As one is an API and the other an message the receiver can choose to ignore
the message but not the API (assuming it's not just a wrapper to a
SendMessage).
Anyway, your use of either is simply said flawed. BeginPaint is to be used
within a WM_PAINT and the purpose of either variant of the "lock" is to
cause the system not to send WM_PAINT message. So the call would be done
somewhere far from WM_PAINT. In your case the WM_SETREDRAW is like shooting
yourself if you foot - "i'm about to draw but.. nah... i want Windows to
lock my draw and record the invalidation until i have drawn and i unlock at
which stage i want it to, when system seems fit send me an appropriate
WM_PAINT... and so it would loop.. " 
- Sten
- Posted by Jeff Henkels on February 2nd, 2007
"Sten Westerback (MVP SDK)" <REMOVE_IF_NOSPAM_ext-sten.westerback@nokia.com>
wrote in message news:jbmwh.47351$Nb2.901105@news1.nokia.com...
To clarify a bit, is the API you're referring to SetWindowRedraw or
LockWindowUpdate?

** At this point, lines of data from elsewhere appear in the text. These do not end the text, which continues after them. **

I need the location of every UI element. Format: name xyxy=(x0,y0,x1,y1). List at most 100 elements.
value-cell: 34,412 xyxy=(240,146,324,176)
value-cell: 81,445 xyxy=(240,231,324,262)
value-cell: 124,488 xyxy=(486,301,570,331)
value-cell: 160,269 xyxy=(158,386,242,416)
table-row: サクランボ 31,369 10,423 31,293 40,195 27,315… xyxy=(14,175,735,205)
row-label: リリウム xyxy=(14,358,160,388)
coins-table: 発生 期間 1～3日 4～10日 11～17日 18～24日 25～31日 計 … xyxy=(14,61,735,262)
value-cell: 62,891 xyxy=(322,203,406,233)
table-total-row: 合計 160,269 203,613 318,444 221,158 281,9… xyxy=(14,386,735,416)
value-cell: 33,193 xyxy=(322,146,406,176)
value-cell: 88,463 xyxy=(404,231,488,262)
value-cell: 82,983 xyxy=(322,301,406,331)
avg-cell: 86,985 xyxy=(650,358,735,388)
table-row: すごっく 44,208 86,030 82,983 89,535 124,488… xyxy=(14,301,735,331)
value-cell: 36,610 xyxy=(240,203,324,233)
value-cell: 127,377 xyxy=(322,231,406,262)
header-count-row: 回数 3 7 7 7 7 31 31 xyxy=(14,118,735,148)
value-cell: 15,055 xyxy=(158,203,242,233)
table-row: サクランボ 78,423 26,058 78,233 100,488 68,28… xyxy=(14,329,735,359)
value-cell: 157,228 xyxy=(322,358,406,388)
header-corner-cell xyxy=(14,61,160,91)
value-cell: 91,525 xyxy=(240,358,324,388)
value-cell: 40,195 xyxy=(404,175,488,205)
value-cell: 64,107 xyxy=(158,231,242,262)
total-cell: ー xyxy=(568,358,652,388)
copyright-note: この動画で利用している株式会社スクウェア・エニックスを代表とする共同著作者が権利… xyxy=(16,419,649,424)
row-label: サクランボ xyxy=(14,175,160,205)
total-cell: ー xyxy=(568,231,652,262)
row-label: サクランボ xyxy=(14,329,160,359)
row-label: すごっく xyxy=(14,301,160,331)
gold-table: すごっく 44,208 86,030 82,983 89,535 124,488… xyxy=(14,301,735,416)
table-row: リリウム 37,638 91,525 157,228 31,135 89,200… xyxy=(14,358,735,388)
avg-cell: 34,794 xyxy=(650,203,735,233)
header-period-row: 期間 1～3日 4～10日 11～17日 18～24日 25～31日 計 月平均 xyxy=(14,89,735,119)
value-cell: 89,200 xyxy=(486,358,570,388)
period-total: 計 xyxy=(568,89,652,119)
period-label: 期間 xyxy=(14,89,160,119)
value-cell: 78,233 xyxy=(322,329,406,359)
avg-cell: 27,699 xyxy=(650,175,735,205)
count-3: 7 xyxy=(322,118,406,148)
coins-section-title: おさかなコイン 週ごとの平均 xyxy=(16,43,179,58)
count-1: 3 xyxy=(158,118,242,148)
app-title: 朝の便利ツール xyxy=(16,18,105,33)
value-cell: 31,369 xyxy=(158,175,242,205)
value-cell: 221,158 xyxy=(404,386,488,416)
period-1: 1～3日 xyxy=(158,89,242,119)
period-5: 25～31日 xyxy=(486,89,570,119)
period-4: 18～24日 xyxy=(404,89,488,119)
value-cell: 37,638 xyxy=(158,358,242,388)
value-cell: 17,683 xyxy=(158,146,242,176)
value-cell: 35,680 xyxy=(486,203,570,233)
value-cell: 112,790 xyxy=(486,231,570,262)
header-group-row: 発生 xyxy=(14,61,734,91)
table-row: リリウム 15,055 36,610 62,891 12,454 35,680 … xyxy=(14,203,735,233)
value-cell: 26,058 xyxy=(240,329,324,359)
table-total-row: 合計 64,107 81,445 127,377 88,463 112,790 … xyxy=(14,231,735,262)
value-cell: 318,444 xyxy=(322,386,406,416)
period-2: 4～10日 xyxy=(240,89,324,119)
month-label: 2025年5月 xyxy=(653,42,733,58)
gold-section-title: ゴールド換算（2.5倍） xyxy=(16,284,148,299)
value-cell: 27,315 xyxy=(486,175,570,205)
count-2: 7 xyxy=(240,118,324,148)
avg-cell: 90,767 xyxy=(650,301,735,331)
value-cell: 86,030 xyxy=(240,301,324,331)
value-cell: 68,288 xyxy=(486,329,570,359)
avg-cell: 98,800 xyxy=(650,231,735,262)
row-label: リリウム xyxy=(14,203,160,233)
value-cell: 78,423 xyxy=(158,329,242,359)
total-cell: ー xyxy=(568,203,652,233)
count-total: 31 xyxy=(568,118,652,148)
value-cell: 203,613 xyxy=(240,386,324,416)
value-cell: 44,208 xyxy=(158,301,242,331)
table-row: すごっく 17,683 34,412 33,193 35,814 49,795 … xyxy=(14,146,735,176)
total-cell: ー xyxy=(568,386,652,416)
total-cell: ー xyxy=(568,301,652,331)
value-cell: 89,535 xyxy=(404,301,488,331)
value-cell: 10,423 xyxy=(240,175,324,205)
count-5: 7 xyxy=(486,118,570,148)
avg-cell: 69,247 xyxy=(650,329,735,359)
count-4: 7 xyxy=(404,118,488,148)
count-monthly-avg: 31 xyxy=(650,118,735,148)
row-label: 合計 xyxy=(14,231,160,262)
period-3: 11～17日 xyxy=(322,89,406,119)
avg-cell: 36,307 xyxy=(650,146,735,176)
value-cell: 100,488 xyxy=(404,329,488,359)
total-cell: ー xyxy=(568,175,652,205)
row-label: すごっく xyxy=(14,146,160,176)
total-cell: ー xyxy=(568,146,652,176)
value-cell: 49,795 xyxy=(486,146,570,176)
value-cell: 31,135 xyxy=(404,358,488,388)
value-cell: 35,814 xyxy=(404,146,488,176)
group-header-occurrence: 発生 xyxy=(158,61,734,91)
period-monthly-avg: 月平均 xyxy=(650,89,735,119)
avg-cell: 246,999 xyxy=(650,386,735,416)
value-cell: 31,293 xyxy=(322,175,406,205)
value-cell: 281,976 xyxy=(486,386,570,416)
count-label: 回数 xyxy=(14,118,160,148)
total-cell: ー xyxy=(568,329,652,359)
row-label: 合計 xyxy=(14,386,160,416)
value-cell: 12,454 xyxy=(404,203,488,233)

If the former, it is indeed a wrapper for
SendMessage(WM_SETREDRAW) -- see <windowsx.h>. If the latter,
take a look at
http://blogs.msdn.com/oldnewthing/ar...10/152612.aspx -- the
author says that LockWindowUpdate should be used only for drag/drop
feedback, as it is an exclusive lock (only one window can be locked at a
time).
- Posted by dan on February 3rd, 2007
On Feb 1, 5:46 am, "Sten Westerback \(MVP SDK\)" <REMOVE_IF_NOSPAM_ext-
sten.westerb...@nokia.com> wrote:
I admit I'm confused about WM_SETREDRAW and LockWindowUpdate. It seems
obvious the two capabilities are somewhat similar. But the SDK
documentation and the reference books were of little help in
clarifying the difference. Plus they had basically no examples. Plus
I'm not yet an expert win32 programmer.
Are you sure it's a bad idea to use WM_SETREDRAW or LockWindowUpdate
from within the response to WM_PAINT, before BeginPaint? I'm doing
this to prevent flicker when multiple items are being added to a tree
or listbox. It is working, but I don't feel comfortable using
something I don't understand.
I really appreciate getting these two responses at this late date. If
anyone has some skeletal examples, it would help. Or any other advice.